Mein Tätigkeitsbereich erstreckt sich heute über zwei Abteilungen, zum einen die Integrierte Medienbearbeitung und zum anderen die Öffentlichkeitsarbeit. Aufgrund der rückläufigen Nutzung von Printmedien, haben sich einige Bibliotheken dazu entschieden, ihre Lehrbuchbestände zu verkleinern. Auch an der UB der RWTH erfolgt aktuell ein großes Projekt zur Sichtung und Bewertung der Bestände durch die Fachreferate, wonach Listen erstellt werden für die Aussonderung. Als SHK in der Integrierten Medienbearbeitung bin ich in diesen Prozess eingebunden und sondere wöchentlich Bestände nach internen Vorgaben aus. Dazu zählt sowohl die Bearbeitung im Bibliotheksmanagementsystem Alma, als auch die physische Aussonderung einzelner Exemplare vor Ort. Diese Tätigkeiten darf ich im Gegensatz zu den anderen SHK der UB natürlich nur wegen meines fortgeschrittenen Studiums der Bibliothekswissenschaft übernehmen. Damit auch ich weiter lernen kann, bleibe ich zudem in das laufende Geschehen der Abteilung eingebunden. Ich nehme an deren regelmäßigen Meetings teil, welche aktuelle Themen aus der Bibliothekswelt, interne Abläufe und Absprachen sowie Neuigkeiten im Betrieb aufgreifen.

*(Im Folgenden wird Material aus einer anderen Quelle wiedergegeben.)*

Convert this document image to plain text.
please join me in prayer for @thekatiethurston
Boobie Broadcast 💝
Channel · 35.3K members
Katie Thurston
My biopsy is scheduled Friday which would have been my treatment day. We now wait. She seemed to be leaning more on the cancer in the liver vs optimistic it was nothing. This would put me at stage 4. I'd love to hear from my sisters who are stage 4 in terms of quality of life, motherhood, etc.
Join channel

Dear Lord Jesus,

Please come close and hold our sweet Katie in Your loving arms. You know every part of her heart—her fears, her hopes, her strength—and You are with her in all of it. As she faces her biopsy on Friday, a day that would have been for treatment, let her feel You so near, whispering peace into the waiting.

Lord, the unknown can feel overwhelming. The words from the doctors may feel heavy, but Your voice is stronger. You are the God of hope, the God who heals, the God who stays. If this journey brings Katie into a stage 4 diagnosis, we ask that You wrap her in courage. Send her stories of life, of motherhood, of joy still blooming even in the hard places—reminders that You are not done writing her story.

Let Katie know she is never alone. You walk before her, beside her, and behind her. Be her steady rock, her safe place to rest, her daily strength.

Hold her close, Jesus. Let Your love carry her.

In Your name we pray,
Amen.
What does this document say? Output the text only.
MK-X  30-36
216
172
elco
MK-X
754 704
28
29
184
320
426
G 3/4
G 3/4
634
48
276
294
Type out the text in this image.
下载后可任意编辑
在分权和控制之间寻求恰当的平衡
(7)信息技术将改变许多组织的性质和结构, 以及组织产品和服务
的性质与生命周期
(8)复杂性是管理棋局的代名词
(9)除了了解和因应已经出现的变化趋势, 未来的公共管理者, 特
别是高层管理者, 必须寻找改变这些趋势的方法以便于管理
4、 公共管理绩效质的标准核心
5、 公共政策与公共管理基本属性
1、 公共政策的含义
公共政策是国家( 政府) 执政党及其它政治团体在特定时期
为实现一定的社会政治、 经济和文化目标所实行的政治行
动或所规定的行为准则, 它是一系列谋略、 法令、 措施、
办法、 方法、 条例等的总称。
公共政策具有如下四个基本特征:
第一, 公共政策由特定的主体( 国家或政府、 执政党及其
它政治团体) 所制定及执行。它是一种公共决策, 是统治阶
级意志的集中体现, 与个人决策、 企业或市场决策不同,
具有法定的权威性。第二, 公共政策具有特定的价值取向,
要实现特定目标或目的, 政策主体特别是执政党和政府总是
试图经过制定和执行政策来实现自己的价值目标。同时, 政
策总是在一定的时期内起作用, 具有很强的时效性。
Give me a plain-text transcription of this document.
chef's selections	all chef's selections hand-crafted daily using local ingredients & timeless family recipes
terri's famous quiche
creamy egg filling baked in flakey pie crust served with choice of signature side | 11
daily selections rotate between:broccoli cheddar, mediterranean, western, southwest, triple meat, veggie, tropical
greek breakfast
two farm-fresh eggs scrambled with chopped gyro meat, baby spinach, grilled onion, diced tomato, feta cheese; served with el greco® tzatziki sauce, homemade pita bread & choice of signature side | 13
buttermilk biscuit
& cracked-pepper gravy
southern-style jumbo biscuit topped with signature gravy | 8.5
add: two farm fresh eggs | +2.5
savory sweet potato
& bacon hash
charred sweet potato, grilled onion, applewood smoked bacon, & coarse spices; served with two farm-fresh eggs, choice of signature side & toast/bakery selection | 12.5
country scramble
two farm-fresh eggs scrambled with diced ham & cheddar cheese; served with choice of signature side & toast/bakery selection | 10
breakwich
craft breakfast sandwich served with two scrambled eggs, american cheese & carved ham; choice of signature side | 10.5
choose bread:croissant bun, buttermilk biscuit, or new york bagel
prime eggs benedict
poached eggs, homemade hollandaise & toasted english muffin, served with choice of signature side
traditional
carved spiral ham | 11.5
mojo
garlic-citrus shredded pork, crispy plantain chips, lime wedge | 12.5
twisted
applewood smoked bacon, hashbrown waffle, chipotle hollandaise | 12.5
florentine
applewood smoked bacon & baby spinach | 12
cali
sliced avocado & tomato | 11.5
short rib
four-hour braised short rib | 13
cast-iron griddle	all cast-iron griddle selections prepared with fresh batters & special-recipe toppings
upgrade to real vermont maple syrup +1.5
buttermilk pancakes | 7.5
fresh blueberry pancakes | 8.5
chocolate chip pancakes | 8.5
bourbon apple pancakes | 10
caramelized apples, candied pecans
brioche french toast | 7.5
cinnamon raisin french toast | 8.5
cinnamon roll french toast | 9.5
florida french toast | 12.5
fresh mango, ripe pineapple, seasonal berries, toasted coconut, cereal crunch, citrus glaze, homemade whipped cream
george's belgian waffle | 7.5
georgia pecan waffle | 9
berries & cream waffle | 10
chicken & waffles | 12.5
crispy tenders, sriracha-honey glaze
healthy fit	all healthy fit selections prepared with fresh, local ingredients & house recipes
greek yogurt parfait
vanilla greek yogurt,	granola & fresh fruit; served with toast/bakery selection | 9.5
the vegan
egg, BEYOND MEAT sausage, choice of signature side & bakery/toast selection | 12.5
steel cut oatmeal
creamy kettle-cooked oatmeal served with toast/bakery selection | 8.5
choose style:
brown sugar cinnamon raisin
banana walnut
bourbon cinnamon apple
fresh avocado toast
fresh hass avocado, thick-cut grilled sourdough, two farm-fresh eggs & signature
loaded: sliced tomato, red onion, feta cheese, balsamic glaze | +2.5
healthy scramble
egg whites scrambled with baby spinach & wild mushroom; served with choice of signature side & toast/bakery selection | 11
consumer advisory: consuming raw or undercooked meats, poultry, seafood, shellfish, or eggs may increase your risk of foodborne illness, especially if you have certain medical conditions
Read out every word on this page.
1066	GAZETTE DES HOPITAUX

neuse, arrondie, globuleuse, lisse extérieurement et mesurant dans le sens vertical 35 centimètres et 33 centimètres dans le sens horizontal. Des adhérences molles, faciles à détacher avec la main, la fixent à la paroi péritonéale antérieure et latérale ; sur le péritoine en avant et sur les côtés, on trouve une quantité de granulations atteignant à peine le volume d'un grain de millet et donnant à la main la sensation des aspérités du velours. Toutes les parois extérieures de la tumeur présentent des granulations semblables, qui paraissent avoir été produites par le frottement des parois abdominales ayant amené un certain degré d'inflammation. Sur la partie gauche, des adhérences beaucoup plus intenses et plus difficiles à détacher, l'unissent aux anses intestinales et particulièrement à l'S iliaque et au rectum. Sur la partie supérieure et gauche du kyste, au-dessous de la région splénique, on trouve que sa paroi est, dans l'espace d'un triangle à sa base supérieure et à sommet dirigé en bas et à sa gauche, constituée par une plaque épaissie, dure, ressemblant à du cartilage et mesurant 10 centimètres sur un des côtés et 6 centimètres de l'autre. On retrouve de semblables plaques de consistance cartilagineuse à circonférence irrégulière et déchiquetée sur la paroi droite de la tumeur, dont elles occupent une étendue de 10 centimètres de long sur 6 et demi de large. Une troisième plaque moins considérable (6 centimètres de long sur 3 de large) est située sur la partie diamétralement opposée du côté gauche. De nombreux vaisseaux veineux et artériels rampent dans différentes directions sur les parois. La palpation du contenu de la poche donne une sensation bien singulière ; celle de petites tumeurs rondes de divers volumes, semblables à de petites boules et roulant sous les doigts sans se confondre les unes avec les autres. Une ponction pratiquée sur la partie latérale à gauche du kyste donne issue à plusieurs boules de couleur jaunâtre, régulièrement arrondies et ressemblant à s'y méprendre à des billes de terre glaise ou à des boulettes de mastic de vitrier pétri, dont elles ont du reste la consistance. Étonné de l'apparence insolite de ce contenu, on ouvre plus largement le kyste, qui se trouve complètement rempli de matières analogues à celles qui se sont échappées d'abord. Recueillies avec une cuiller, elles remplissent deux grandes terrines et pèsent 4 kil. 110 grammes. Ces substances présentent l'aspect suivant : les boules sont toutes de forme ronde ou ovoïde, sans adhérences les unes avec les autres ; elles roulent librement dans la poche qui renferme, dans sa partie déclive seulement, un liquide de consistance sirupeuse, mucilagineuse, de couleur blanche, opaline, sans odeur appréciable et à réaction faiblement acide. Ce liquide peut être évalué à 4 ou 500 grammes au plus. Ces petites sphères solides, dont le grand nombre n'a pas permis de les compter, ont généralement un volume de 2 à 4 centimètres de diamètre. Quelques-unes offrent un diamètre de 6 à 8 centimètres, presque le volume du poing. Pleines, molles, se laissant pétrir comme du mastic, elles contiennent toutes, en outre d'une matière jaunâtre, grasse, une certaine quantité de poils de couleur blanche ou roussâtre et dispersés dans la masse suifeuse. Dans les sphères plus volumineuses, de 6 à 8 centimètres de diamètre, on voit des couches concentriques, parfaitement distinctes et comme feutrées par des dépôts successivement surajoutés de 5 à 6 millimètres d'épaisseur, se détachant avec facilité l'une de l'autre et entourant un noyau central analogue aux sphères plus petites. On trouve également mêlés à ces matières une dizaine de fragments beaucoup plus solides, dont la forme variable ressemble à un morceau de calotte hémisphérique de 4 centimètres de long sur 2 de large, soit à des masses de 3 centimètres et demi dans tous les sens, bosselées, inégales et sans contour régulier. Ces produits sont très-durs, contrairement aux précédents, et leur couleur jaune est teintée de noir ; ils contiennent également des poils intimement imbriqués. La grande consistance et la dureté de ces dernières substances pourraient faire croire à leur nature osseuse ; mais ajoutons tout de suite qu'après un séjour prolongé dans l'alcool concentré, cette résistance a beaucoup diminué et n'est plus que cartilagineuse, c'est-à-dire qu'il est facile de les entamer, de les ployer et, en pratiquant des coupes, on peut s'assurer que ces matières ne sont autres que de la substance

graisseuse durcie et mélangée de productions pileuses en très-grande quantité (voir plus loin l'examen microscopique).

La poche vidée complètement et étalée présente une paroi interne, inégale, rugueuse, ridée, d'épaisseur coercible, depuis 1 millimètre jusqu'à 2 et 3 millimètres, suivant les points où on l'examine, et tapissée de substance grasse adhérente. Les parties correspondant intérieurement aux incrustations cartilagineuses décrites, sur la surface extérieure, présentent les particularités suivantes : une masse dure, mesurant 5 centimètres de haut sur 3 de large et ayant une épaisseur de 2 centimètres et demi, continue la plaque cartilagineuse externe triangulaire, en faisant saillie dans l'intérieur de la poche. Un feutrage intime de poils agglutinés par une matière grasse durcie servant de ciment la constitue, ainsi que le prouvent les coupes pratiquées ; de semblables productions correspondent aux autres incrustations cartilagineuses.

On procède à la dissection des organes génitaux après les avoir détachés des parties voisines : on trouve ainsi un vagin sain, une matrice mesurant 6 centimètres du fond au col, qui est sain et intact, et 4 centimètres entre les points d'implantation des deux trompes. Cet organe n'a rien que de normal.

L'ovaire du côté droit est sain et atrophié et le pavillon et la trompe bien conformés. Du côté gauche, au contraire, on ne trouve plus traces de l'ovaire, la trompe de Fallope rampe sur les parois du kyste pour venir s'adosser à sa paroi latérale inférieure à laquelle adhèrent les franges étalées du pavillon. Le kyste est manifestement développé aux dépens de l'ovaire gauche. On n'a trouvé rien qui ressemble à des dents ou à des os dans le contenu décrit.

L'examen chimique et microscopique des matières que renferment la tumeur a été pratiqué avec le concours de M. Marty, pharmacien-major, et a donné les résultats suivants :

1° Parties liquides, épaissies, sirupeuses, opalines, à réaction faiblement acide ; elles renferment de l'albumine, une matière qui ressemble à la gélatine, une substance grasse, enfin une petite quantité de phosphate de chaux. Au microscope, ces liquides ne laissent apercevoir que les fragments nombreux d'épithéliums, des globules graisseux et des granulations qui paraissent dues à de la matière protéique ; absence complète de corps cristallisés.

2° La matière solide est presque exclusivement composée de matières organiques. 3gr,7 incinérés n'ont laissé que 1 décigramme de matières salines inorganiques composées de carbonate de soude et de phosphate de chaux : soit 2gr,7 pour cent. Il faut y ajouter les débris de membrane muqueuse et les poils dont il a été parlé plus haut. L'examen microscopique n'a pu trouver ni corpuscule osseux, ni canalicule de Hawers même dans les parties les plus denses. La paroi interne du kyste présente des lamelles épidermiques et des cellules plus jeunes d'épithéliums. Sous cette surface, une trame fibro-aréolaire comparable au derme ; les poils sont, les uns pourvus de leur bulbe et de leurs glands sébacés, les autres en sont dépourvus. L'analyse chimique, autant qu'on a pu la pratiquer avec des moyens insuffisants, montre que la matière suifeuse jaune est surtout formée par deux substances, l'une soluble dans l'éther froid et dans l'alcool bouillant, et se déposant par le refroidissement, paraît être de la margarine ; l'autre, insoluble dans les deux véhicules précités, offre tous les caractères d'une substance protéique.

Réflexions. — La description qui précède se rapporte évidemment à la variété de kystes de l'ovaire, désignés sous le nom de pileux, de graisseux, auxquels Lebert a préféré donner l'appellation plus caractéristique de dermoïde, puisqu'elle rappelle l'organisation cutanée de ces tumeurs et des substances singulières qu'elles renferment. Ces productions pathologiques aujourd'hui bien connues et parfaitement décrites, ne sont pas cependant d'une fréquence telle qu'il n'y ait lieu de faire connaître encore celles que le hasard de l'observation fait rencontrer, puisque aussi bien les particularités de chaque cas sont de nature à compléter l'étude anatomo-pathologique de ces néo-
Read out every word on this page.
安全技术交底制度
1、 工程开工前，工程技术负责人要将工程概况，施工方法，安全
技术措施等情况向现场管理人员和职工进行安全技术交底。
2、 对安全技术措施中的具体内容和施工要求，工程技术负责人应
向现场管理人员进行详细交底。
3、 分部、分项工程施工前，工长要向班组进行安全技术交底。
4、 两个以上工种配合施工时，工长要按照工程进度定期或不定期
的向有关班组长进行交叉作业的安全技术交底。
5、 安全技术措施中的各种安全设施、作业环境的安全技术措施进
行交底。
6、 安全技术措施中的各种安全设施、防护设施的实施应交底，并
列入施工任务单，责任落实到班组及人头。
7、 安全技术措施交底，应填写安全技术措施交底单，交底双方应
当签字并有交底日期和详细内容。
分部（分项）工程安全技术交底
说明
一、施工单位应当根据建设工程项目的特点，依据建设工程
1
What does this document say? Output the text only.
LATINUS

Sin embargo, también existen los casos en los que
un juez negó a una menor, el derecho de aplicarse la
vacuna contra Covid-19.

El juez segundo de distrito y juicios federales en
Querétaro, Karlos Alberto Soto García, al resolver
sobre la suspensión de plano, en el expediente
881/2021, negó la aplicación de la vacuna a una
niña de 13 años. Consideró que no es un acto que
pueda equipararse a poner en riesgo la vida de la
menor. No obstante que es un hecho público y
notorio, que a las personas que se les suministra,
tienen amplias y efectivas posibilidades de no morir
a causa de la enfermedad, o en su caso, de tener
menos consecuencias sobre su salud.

In der Öffentlichkeitsarbeit bin ich als SHK vor allem für Social-Media-Beiträge zuständig, sei es die Korrespondenz mit Kooperationspartnern für die ‚Weiter-Wissen-Kampagne’ des Deutschen Bibliotheksverbands, die Aufbereitung von Materialien für Vitrinen-Ausstellungen oder die Erstellung von Bild- und Videomaterialien für Reels und Youtube-Lernvideos mit Powtoon.

4 Fazit

Insgesamt haben mich die größeren und kleinere Projekte an der UB der RWTH sehr bereichert, wobei ich viel ausprobieren konnte. Mein Selbstbewusstsein hat sich vergrößert und mein Auftreten ist sicherer geworden. Natürlich lernt man nie aus, aber hin und wieder kann man auch stolz darauf sein, wie weit man es schon gebracht hat. Zusammenfassend kann ich sagen, dass sowohl die Praxisphase als auch die SHK-Stelle mir viele unterschiedliche Einblicke in den Berufsalltag an einer wissenschaftlichen Bibliothek gewährt haben, die mir maßgeblich bei der Wahl, in welche Richtung ich mich beruflich orientieren möchte, helfen. Die UB der RWTH Aachen hat mich dabei sehr unterstützt und mich in meinen fachlichen, methodischen und sozialen Kompetenzen gefordert und gefördert.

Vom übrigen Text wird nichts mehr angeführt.